Mi calle fue, durante mucho tiempo, un auditorio improvisado. De forma habitual en tiempos de festejos y también de cuando en cuando, las bandas de música se situaban para dar sus conciertos, en el lado derecho del tramo norte, haciendo esquina con Paseo, con lo que hacían las delicias de cuantos por allí pasaban. Y todo un detalle, cuando algún vecino estaba de luto por la muerte cercana de un familiar, previo aviso al Concello, cambiaban su ubicación. A esta actuación musical segura, se sumaban las ocasionales de todas las bandas de música que actuaban en las fiestas y no dejaban de tocar una pieza ante el edificio de La Región, para asegurarse su presencia en los ecos de sociedad del periódico local.

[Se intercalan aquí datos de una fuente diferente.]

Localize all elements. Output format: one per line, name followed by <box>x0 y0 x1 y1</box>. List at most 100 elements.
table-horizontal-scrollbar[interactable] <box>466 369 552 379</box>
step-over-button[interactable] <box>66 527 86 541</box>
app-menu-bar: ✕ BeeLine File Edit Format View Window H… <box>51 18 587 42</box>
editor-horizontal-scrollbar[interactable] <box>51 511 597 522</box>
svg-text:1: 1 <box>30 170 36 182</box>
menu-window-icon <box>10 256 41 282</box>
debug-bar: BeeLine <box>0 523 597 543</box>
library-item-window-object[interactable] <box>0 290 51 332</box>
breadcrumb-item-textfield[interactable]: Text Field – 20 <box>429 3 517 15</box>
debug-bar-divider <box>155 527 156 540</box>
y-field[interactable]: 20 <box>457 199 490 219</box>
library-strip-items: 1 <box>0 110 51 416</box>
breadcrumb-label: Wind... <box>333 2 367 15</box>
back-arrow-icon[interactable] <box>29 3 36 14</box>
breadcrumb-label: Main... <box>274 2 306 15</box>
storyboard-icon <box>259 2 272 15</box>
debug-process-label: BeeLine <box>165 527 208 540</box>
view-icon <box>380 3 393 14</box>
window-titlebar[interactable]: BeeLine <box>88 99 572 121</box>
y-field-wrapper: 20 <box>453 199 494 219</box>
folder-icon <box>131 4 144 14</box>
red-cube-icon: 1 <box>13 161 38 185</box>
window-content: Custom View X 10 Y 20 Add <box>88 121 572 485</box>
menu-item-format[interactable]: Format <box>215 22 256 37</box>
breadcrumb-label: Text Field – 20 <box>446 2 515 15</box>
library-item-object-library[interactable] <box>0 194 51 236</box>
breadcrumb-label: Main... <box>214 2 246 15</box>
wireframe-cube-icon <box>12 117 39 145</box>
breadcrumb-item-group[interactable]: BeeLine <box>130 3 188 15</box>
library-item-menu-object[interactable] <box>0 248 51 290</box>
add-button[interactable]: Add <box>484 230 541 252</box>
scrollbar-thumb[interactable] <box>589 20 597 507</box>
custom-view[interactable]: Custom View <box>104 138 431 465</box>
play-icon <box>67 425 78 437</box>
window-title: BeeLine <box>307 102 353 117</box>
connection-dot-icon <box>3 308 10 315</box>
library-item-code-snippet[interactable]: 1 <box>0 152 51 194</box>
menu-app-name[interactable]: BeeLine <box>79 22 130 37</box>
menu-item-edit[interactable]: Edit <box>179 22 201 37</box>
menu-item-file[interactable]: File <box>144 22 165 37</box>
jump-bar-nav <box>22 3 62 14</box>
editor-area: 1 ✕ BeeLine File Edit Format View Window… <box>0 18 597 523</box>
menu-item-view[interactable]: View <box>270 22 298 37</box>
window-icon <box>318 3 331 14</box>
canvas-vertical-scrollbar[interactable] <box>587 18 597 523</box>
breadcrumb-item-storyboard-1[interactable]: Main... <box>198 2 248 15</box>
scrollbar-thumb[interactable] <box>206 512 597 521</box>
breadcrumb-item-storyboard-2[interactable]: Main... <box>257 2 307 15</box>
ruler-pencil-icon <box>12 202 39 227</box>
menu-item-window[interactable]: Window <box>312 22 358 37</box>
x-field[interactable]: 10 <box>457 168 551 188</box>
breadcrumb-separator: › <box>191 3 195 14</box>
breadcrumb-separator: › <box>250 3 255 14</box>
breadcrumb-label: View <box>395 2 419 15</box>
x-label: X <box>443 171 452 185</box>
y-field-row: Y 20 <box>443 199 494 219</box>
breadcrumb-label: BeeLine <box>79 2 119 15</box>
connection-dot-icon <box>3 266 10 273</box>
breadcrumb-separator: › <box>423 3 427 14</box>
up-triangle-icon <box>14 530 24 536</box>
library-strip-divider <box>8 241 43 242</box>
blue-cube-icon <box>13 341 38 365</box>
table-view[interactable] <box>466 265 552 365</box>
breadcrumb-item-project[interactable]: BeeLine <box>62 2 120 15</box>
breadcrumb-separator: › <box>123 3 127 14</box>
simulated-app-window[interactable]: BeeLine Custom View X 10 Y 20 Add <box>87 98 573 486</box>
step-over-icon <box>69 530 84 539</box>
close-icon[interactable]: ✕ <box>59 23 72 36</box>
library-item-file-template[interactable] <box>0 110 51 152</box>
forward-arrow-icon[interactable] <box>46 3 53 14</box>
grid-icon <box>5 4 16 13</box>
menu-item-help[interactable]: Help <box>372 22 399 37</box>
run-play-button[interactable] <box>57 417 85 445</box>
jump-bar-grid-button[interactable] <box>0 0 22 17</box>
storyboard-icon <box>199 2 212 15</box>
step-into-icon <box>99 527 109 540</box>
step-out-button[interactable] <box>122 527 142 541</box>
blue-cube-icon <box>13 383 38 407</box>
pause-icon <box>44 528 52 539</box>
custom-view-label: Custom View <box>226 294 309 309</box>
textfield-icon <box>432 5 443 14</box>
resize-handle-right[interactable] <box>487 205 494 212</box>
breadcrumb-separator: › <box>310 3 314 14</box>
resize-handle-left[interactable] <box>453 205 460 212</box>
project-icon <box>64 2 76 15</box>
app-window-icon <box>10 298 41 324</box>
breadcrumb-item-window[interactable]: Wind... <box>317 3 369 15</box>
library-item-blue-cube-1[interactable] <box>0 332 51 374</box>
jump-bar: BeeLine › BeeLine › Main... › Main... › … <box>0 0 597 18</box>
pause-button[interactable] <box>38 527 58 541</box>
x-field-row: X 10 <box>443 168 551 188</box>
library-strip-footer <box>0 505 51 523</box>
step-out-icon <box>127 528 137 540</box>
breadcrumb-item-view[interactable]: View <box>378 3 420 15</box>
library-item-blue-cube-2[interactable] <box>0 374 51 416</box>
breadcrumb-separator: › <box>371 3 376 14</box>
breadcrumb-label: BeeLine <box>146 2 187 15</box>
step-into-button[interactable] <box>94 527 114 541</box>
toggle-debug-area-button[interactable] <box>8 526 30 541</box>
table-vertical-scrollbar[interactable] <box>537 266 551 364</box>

Y lo que no podía faltar en una calle de entonces las figuras diarias del cartero durante el día y el sereno durante la noche. El primero avisaba mediante golpes de llamador (tantos como el número de pisos) y el segundo era llamado por palmadas. A ellos se sumaban las muchas personas que trabajando por cuenta propia daban sus prestaciones a domicilio: lecheras, rianxeiras, pescas, panaderos, lavanderas, fregonas, costureras y suministradores de hielo, leña y carbón. De todos ellos, con nombre propio y las anécdotas que protagonizaron -ustedes añadan las suyas propias-, hablaremos otro día para que compartan conmigo la célebre frase del argentino Víctor Montenegro: "Los hombres pasan, los recuerdos quedan, como quedan las obras de los que hacen algo".